Oddbjørn Hagen arrived in Garmisch as the reigning two-time world Nordic combined champion, having won gold in 1934 in Sollefteå (SWE) and again in Vysoké Tatry (CZE) a year later. The Norwegian also triumphed at the prestigious Holmekollen Ski Festival three times between 1932 and 1935 and was regarded as one of his country’s finest cross-country skiers.
Hagen’s first outing at the 1936 Winter Games came when he skied the opening leg of the new 4x10km cross-country relay.

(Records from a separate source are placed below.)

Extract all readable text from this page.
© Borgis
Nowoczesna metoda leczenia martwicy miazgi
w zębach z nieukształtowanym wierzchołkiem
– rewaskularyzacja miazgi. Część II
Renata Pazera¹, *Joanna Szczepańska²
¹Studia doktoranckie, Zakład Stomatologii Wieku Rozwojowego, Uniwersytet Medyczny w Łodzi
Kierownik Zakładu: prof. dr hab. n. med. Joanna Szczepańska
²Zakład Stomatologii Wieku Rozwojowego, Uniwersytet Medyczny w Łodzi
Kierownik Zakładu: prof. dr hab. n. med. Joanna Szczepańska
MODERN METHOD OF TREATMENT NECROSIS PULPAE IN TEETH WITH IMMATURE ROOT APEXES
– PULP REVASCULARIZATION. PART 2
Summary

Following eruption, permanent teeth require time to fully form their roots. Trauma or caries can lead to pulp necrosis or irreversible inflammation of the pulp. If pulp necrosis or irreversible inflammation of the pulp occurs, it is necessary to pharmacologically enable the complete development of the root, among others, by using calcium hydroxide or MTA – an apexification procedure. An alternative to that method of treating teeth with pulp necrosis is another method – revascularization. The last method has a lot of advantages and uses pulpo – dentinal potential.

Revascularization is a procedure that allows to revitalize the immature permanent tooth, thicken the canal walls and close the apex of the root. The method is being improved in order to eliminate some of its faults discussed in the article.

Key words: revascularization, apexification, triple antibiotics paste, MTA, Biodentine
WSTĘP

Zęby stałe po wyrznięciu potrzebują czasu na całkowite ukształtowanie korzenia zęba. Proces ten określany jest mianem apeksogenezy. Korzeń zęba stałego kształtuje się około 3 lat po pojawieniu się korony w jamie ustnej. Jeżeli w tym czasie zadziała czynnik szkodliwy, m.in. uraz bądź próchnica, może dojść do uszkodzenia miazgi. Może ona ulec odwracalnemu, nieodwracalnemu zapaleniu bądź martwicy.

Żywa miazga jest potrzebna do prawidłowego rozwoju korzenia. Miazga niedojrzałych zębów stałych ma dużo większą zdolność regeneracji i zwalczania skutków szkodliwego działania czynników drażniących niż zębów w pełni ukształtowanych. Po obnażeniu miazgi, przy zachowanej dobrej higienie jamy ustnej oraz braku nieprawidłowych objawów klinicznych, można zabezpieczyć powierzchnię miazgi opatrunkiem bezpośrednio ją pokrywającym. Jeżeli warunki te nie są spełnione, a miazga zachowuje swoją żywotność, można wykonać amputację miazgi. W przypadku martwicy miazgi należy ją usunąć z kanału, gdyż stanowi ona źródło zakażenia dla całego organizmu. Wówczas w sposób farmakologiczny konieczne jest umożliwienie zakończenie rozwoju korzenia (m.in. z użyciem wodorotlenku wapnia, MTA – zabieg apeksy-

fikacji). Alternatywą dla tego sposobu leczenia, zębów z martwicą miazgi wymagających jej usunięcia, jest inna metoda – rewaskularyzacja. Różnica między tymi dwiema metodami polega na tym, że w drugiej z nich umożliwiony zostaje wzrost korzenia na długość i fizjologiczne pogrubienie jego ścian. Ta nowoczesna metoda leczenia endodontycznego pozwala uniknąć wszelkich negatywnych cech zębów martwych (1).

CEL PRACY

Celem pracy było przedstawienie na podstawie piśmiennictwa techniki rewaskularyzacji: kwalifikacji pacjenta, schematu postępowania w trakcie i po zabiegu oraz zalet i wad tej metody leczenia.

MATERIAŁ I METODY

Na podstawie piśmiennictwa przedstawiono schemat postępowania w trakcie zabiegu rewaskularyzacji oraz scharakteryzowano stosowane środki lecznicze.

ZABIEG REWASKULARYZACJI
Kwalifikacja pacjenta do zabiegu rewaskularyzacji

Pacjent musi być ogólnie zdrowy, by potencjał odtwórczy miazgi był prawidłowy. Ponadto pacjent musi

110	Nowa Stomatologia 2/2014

Stealing a march on Finland’s Sulo Nurmela and Sweden’s John Berger, both of whom fell, he built up a lead of over a minute by the time he handed over to team-mate Olaf Hoffsbakken, who maintained Norway’s advantage, as did Sverre Brodahl, their third man out.
Norway’s gold-medal hopes evaporated, however, when anchorman Bjarne Iversen wilted on the long climb in the first half of the course and was passed Finland’s Kalle Jalkanen, who stayed out front all the way to the line, with Iversen coming in six seconds behind. Sweden took third, two minutes off the pace.

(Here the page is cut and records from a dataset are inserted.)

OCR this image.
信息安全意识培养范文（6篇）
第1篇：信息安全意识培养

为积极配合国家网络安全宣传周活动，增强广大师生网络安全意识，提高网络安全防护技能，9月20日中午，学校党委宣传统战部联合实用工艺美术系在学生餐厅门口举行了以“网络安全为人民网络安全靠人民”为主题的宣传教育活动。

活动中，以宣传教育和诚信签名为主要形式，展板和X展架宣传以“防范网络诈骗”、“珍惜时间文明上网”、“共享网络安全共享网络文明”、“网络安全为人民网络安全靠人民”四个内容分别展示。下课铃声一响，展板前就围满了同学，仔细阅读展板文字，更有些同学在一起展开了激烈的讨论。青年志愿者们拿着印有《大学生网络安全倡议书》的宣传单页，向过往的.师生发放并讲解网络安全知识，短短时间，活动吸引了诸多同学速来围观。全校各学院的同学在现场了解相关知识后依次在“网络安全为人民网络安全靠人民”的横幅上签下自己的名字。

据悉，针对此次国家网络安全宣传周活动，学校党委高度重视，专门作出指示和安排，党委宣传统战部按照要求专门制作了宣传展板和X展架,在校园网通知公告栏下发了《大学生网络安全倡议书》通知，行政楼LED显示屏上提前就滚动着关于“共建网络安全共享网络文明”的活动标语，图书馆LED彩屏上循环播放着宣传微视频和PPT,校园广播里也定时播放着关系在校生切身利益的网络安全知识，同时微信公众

Two days later, Hagen lined up with 109 other competitors – a record field – for the 18 km cross-country race, which was a medal event in its own right and also doubled up as the first leg of the Nordic combined competition, one that the versatile Hagen had also entered.
The participants set off at 30-second intervals, with Hagen, starting 59th, completing the course in 1:15.33, fully three and a half minutes faster than anyone out before him.
As the Norwegian waited to see what the rest of the field could do, Sweden’s Erik-August Larsson, wearing the No93 bib, was having the race of his life, overtaking several competitors before crossing the line in a time of 1:14.38, some 55 seconds clear of Hagen.
Though somewhat disappointed to be collecting a second silver medal in 48 hours, the Norwegian at least had the satisfaction of knowing he was well clear of his rivals in the Nordic combined.
Hagen made sure of the gold the following day, putting in jumps of 42m and 46m on the Große Olympiaschanze hill to compile an overall total of 430.3 points, with compatriots Hoffsbakken and Brodahl completing a clean sweep for Norway, the country’s fourth in the Nordic combined in as many Winter Games.
With three medals, Hagen was the second most successful athlete at Garmisch 1936, behind his fellow countryman, speed skater Ivar Ballangrud.